Le gouvernement marocain et le Groupe de la Banque mondiale ont annoncé le lancement d’un nouveau Cadre de partenariat pays (CPF) couvrant la période 2026-2035, marquant une nouvelle étape dans leur coopération stratégique en faveur du développement économique, de la création d’emplois et du renforcement de la résilience du Royaume.
Ce nouveau partenariat prévoit une enveloppe financière estimée à 15 milliards de dollars sur dix ans.

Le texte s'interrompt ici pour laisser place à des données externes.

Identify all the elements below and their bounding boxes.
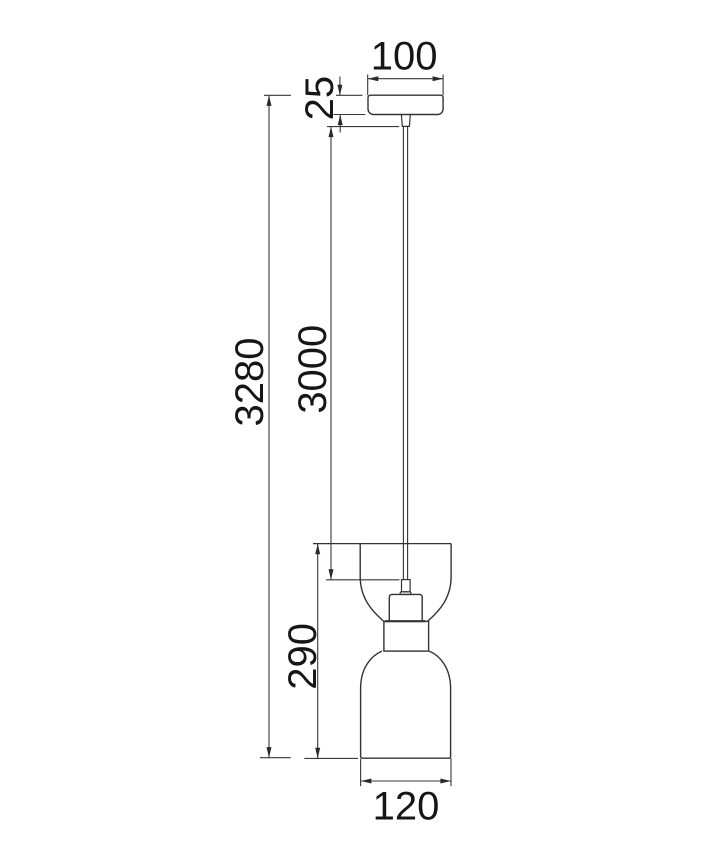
svg-text:290: 290 xyxy=(281,623,325,690)
svg-text:25: 25 xyxy=(298,76,342,121)
svg-text:3280: 3280 xyxy=(228,338,272,427)
svg-text:100: 100 xyxy=(371,35,438,79)
svg-text:3000: 3000 xyxy=(291,325,335,414)
svg-text:120: 120 xyxy=(373,784,440,828)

Il mobilisera les ressources de la Banque internationale pour la reconstruction et le développement (BIRD), de la Société financière internationale (IFC) et de l’Agence multilatérale de garantie des investissements (MIGA), afin d’associer financement, expertise technique et soutien au secteur privé.
Aligné sur le Nouveau Modèle de Développement du Maroc, le programme vise à accélérer une croissance plus inclusive, portée par l’investissement privé, tout en améliorant la compétitivité des entreprises et en créant davantage d’emplois, notamment pour les jeunes et les femmes.
Les priorités du partenariat portent sur le renforcement de la productivité des entreprises, le développement équilibré des territoires et l’amélioration du capital humain grâce à des réformes dans les domaines de l’éducation, de la formation professionnelle, de la santé et de la protection sociale.
Le programme prévoit également de soutenir les PME à travers un meilleur accès au financement, l’encouragement de l’innovation, de la transformation numérique et des investissements dans des secteurs stratégiques tels que les énergies renouvelables, l’industrie, les infrastructures, le tourisme et les services de santé.
Face aux défis climatiques, le partenariat accordera une attention particulière à la gestion des ressources hydriques, au dessalement de l’eau de mer, à l’agriculture intelligente et au renforcement de la résilience des zones rurales, tout en soutenant l’économie sociale et solidaire.
Les deux parties ont souligné que ce partenariat de long terme sera régulièrement évalué afin d’adapter les interventions aux évolutions économiques et climatiques et d’assurer la réussite des réformes engagées.